John Coates survived a threat to his long reign over the Australian Olympic Committee when he comfortably beat Danni Roche in a ballot at the body's annual general meeting to be re-elected president.

The 66-year-old, one of the sporting world's most powerful figures, would have lost his roles as International Olympic Committee vice president and head of the coordination commission for the 2020 Tokyo Games if the vote had gone against him.

After an acrimonious campaign, however, the lawyer won 58 of the 93 votes, with Olympic hockey gold medallist Roche supported by 35 of the AOC executive members, sporting bodies and athletes' representatives who made up the electorate.

“Thank you for your confidence in me,” Coates said after his re-election was met with a round of applause and a few whoops at Sydney's Museum of Contemporary Art.

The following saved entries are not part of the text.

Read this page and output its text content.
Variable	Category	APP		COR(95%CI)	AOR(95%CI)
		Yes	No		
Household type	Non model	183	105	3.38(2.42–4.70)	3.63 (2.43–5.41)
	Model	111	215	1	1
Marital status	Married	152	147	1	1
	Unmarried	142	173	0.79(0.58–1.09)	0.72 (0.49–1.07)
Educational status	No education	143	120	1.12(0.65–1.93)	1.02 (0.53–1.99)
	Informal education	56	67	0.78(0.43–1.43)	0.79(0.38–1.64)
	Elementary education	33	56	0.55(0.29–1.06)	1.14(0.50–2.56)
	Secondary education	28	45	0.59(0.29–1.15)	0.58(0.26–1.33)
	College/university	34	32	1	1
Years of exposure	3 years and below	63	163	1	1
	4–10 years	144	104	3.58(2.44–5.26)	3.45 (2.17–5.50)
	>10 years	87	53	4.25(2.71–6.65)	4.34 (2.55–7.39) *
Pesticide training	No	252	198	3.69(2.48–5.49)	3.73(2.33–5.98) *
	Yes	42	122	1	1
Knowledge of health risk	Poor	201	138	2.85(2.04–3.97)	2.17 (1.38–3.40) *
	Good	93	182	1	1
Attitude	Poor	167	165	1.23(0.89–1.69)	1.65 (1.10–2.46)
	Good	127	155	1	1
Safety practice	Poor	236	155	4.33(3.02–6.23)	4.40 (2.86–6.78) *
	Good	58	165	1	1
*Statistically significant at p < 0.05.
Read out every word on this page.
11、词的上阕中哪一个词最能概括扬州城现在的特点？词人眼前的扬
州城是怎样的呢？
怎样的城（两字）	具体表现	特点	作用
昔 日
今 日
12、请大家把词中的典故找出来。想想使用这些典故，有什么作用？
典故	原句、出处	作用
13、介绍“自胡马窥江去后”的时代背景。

Roche had taken aim at Coates's A$700,000 ($520,000) annual consultancy fee and pledged to divert more funding to athletes from administration. Coates had accused Roche of being a puppet of government-appointed mandarins who, he alleged, were bent on bringing an end to the independence of the AOC.

Athletes, media pundits and business leaders queued up to take sides with both sides filling acres of Australian newsprint with their views.

Coates, who assumed office in 1990, has not come through the process unscathed, however, and lost his fiercely loyal media director Mike Tancred to accusations of bullying from former AOC Chief Executive Fiona de Jong during the campaign.

While his financial and money-raising acumen remain beyond doubt, he must find a way to work with the government, through the federally funded Australian Sports Commission, to arrest the country's slide down the medal tables in recent Olympics.

Having finished fourth at Athens in 2004, Australia was 10th at Rio last year and the friction between the AOC and the ASC, led by wealthy Melbourne businessman John Wylie, was almost certainly behind the damaging presidential campaign.